The Nigeria Bureau of Statistics (NBS) has revealed that Nigeria’s headline inflation rate in April 2026 rose to 15.69 per cent, beating analysts’ expectations of 15.95 per cent, as the fallout from the Iran war continued to affect the global economy.

The statistical office on Friday showed the headline inflation rate for April on a month-on-month basis was 2.13 per cent, while the food inflation rate in the review month was 16.06 per cent on a year-on-year basis.

The rise in prices comes as an energy price shock stemming from the continued conflict in the Middle East, which stoked food prices and affected relative exchange rate stability.

According to the NBS, “this can be attributed to the rate of change in the average prices of the following products: Millet whole grain, yam flour, ginger (Fresh), beef, garri, tam tuber, pepper (Fresh), cray fish, cassava tuber, Beans, Irish Potatoes, tomatoes (fresh), wheat grain (Sold loose), soya beans, guinea corn, plantain, carrots (Fresh) etc.”

“The average annual rate of food inflation for the twelve months ending April 2026, relative to the previous twelve-month average, was 17.55%, which was 17.05% points lower than the average annual rate of change recorded in April 2025 (34.60%),” the NBS said.

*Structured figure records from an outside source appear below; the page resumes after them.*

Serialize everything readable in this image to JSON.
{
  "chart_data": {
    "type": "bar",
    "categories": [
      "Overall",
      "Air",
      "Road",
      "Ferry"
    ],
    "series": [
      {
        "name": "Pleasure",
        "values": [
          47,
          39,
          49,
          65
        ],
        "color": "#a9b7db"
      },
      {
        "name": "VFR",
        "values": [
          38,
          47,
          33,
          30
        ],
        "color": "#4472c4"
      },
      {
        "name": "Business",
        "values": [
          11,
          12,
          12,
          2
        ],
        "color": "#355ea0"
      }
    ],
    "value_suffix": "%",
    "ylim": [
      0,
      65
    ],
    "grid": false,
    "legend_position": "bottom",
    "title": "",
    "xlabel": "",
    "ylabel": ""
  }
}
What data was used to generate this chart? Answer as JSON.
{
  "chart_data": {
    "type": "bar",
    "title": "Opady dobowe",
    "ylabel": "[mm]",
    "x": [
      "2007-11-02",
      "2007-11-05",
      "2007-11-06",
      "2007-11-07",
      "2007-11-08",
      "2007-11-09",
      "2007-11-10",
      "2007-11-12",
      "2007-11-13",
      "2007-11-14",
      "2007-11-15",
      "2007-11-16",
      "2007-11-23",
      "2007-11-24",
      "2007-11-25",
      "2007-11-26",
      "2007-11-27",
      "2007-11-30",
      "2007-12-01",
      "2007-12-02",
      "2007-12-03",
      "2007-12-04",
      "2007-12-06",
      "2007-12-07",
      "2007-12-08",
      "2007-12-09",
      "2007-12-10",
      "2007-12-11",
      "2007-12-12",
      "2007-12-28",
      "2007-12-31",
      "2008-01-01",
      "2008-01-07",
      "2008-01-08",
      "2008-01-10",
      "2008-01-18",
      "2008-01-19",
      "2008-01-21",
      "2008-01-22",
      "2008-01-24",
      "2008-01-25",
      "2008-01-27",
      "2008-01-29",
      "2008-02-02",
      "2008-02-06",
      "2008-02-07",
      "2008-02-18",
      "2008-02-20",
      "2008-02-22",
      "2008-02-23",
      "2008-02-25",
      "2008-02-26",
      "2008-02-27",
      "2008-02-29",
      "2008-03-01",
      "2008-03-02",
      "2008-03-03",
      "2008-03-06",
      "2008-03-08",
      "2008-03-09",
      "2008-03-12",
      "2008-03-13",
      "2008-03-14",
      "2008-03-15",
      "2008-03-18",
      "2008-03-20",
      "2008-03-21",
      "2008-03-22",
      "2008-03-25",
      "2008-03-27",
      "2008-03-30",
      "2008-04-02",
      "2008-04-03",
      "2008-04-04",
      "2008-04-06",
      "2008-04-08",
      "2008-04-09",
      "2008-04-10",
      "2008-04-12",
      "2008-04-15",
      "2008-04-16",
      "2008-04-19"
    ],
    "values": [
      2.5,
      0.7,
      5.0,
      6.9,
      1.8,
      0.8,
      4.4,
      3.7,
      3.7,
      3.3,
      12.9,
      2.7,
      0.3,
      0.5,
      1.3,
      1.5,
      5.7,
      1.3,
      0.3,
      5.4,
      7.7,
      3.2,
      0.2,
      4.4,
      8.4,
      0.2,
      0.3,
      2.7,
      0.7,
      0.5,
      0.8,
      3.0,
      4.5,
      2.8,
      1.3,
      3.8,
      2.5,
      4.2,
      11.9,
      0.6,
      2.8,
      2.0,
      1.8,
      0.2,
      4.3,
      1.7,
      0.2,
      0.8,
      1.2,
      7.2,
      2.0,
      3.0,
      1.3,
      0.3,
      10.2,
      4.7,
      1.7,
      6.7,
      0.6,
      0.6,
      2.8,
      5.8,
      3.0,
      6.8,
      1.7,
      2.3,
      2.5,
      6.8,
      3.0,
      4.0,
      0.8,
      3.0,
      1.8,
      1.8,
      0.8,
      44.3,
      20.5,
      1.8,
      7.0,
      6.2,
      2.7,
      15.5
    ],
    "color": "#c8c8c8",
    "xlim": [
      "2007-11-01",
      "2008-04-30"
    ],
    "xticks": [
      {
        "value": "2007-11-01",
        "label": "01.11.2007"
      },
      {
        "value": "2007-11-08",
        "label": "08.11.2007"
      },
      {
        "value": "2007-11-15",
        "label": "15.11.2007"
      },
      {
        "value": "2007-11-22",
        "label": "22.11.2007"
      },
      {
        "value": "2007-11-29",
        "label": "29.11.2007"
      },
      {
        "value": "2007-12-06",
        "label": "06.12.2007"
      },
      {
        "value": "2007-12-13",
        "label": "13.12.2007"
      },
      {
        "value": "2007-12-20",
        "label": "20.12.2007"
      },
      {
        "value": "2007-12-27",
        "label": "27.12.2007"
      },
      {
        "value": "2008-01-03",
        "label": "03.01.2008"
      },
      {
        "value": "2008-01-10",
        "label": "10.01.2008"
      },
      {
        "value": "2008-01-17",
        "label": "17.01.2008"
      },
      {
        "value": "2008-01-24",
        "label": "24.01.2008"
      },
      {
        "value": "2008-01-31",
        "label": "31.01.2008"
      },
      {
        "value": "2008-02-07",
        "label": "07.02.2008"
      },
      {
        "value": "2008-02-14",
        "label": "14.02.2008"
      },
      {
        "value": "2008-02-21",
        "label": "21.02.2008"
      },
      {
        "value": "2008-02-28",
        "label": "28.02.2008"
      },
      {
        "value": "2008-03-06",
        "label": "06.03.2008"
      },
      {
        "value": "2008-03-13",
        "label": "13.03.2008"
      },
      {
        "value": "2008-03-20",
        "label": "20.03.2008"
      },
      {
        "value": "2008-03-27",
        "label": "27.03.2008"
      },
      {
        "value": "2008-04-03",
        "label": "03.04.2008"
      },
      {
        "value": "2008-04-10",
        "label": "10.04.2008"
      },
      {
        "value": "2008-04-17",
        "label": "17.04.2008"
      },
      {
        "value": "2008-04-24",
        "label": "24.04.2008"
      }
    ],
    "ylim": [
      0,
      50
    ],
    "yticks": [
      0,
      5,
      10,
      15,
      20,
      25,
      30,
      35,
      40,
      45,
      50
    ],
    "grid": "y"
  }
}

Analysts at Coronation Research had earlier projected that the inflation rate in Nigeria would be at 15.95 per cent on a year-on-year basis in April 2026. It added that the expected inflation rate signals a return toward the underlying disinflation trajectory and could be a pivotal data point in shaping Monetary Policy Committee (MPC) deliberations at the next policy meeting.

It also expects food inflation to further ease, as food and non-alcoholic beverages remain the dominant contributor to headline CPI, accounting for about 40 per cent of the Consumer Price Index (CPI) basket.

The MPC of the Central Bank of Nigeria (CBN) will meet this month, the first since the Iran War started in late February, to review core monetary policies and possibly make adjustments.

The committee reduced the Monetary Policy Rate (MPR) by 50 basis points from 27.0 per cent to 26.5 per cent at its 304th Monetary Policy Committee (MPC) meeting in February.